I'm sure there's definitely some bullshit under some folks' veneer on that front, but some people really do practice what they preach, plus or minus a small margin of error.
I'll cop, I'm not totally incorruptible, I'd take advantage of a price match that smelled a little funny if it was of believable proportions and came from a reputable website. Getting into 50, 60, 80% off territory though, nah, there's something foul about that from the first whiff and I couldn't take advantage of it in good conscience.
You challenging the notion of anyone here having defined, if not absolute, moral codes with these repeated childish blanket taunts of "NAH EVERYONE'D DO IT YOU'RE ALL HYPOCRITES" is kind of grating.
To add on to this, I'm not saying I'm a perfect saint. I've taken advantage of deals which I knew weren't entirely in good faith before... Hell, a couple months back I bought a sealed copy of Xenoblade off someone for thirty bucks.
However, I'm going to call a spade a spade, there. The guy didn't know what he had because he'd got it from someone else for $20, so I paid below market value for it because that was the price he'd put it out there for. It was kind of a dick move on my part, and I'll totally admit to that right here.

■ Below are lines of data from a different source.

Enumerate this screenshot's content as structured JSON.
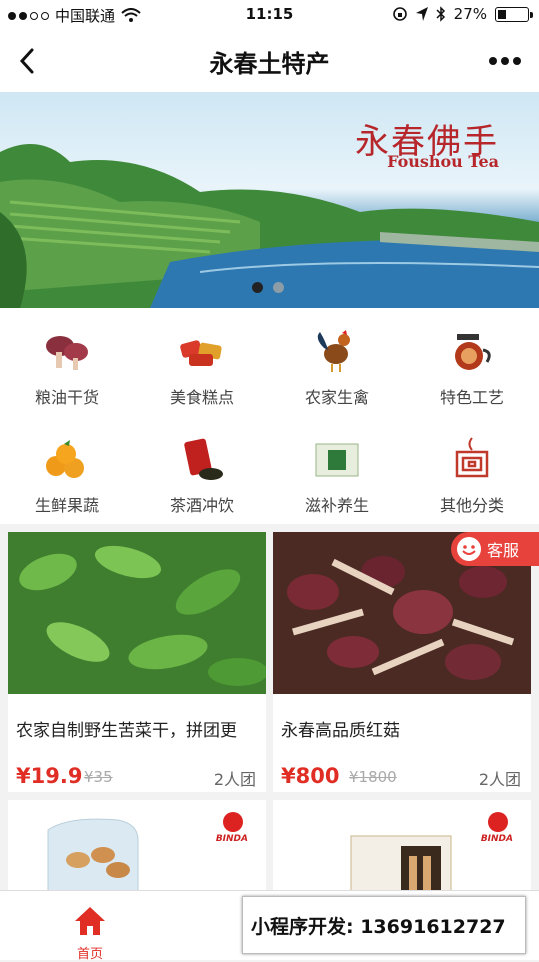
{
  "status_bar": {
    "carrier": "●●○○ 中国联通",
    "carrier_name": "中国联通",
    "time": "11:15",
    "battery": "27%"
  },
  "nav": {
    "title": "永春土特产"
  },
  "banner": {
    "brand_cn": "永春佛手",
    "brand_en": "Foushou Tea",
    "page_count": 2,
    "active_page": 1
  },
  "categories": [
    {
      "label": "粮油干货",
      "icon": "mushroom-icon"
    },
    {
      "label": "美食糕点",
      "icon": "snack-icon"
    },
    {
      "label": "农家生禽",
      "icon": "rooster-icon"
    },
    {
      "label": "特色工艺",
      "icon": "teapot-icon"
    },
    {
      "label": "生鲜果蔬",
      "icon": "orange-icon"
    },
    {
      "label": "茶酒冲饮",
      "icon": "tea-bag-icon"
    },
    {
      "label": "滋补养生",
      "icon": "health-box-icon"
    },
    {
      "label": "其他分类",
      "icon": "other-icon"
    }
  ],
  "products": [
    {
      "name": "农家自制野生苦菜干，拼团更",
      "price": "¥19.9",
      "original_price": "¥35",
      "group": "2人团"
    },
    {
      "name": "永春高品质红菇",
      "price": "¥800",
      "original_price": "¥1800",
      "group": "2人团"
    }
  ],
  "lower_cards": [
    {
      "brand": "BINDA"
    },
    {
      "brand": "BINDA"
    }
  ],
  "customer_service": {
    "label": "客服"
  },
  "tabbar": {
    "home_label": "首页"
  },
  "promo": {
    "text": "小程序开发: 13691612727"
  },
  "colors": {
    "accent": "#e02e24",
    "service": "#e8423d"
  }
}
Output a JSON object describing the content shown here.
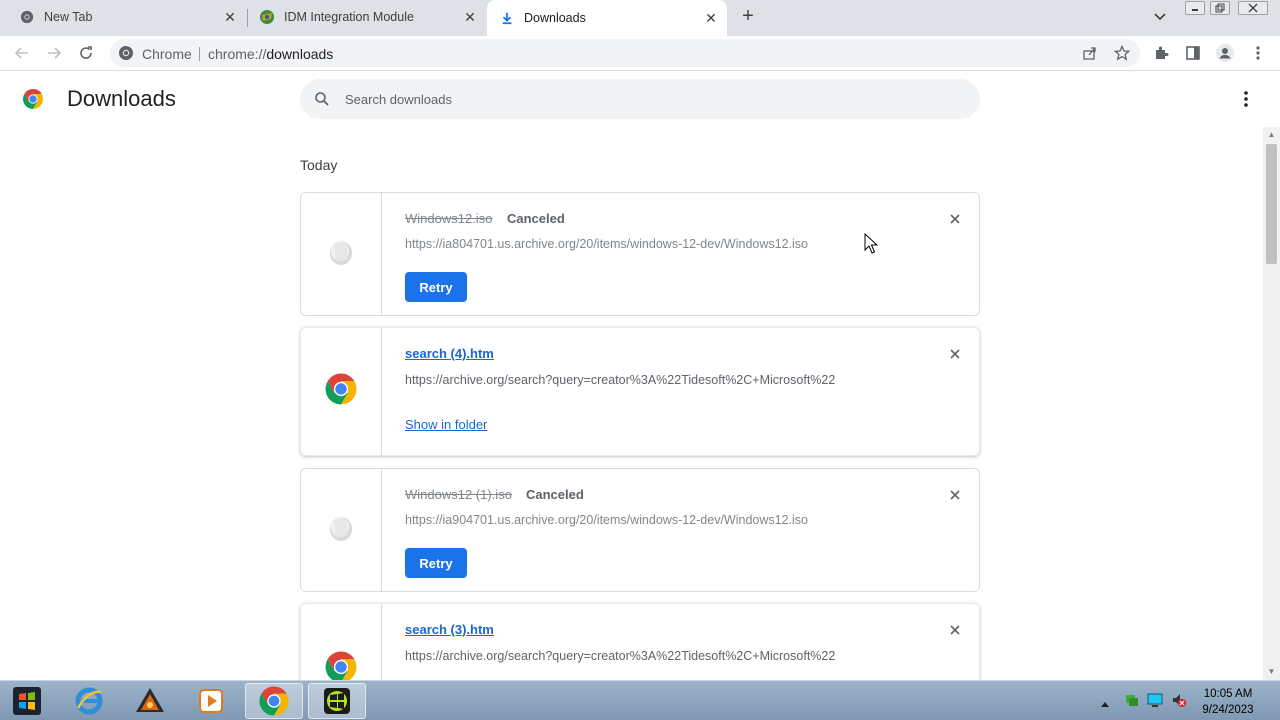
{
  "tabs": [
    {
      "title": "New Tab",
      "icon": "chrome-icon",
      "active": false
    },
    {
      "title": "IDM Integration Module",
      "icon": "idm-icon",
      "active": false
    },
    {
      "title": "Downloads",
      "icon": "download-icon",
      "active": true
    }
  ],
  "omnibox": {
    "scheme_label": "Chrome",
    "url_prefix": "chrome://",
    "url_path": "downloads"
  },
  "page": {
    "title": "Downloads",
    "search_placeholder": "Search downloads",
    "date_header": "Today"
  },
  "downloads": [
    {
      "filename": "Windows12.iso",
      "status": "Canceled",
      "url": "https://ia804701.us.archive.org/20/items/windows-12-dev/Windows12.iso",
      "action": "Retry",
      "icon": "generic-file-icon"
    },
    {
      "filename": "search (4).htm",
      "status": "",
      "url": "https://archive.org/search?query=creator%3A%22Tidesoft%2C+Microsoft%22",
      "action": "Show in folder",
      "icon": "chrome-icon"
    },
    {
      "filename": "Windows12 (1).iso",
      "status": "Canceled",
      "url": "https://ia904701.us.archive.org/20/items/windows-12-dev/Windows12.iso",
      "action": "Retry",
      "icon": "generic-file-icon"
    },
    {
      "filename": "search (3).htm",
      "status": "",
      "url": "https://archive.org/search?query=creator%3A%22Tidesoft%2C+Microsoft%22",
      "action": "",
      "icon": "chrome-icon"
    }
  ],
  "taskbar": {
    "time": "10:05 AM",
    "date": "9/24/2023"
  },
  "colors": {
    "accent": "#1a73e8",
    "link": "#1967d2",
    "tabstrip": "#dee1e6",
    "omnibox": "#f1f3f4"
  }
}
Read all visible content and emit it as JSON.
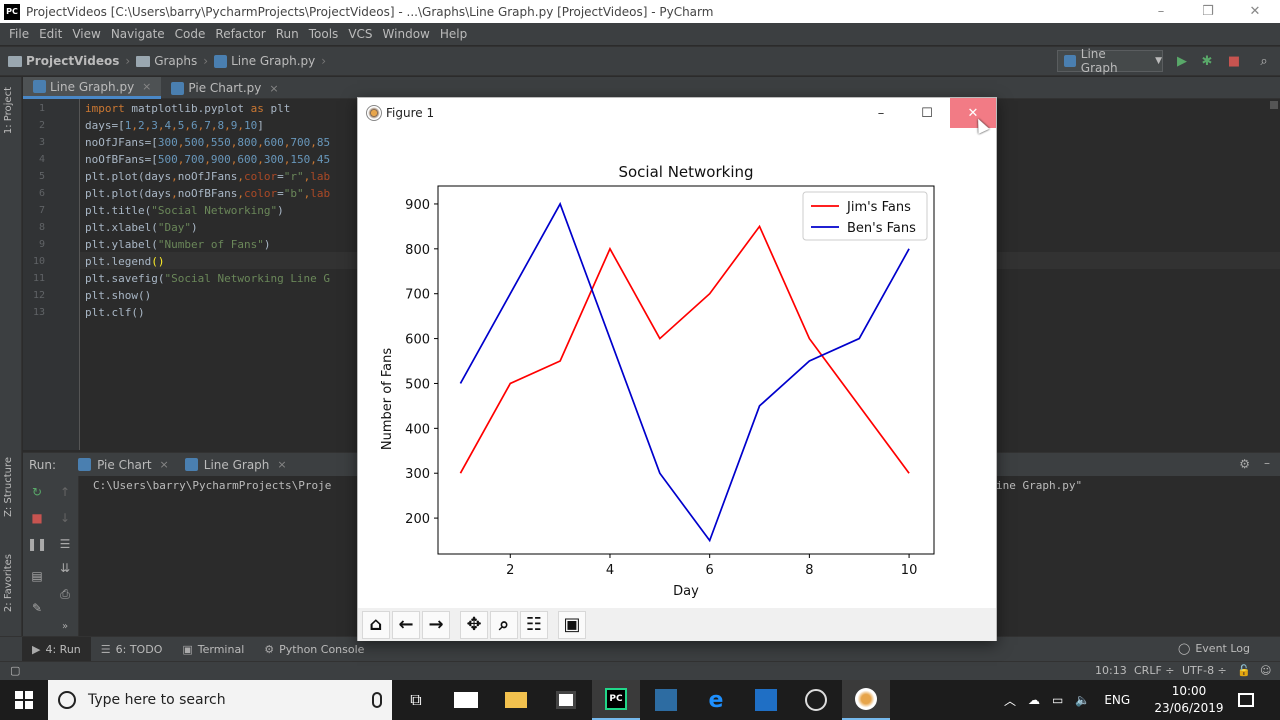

Tricking Walmart into honoring a price-match on a known fraudulent Amazon listing is several levels of dickishness above what I did, and there are people here who are claiming it's
not a dick move in the first place, or that Walmart deserves it because "Fuck big corporations."
That's where my main contention with this is, here. Everybody is tempted by a deal that's too good sometimes, and maybe it even goes through and you get the thing. Telling yourself you didn't pull a dick move by doing it is another level entirely.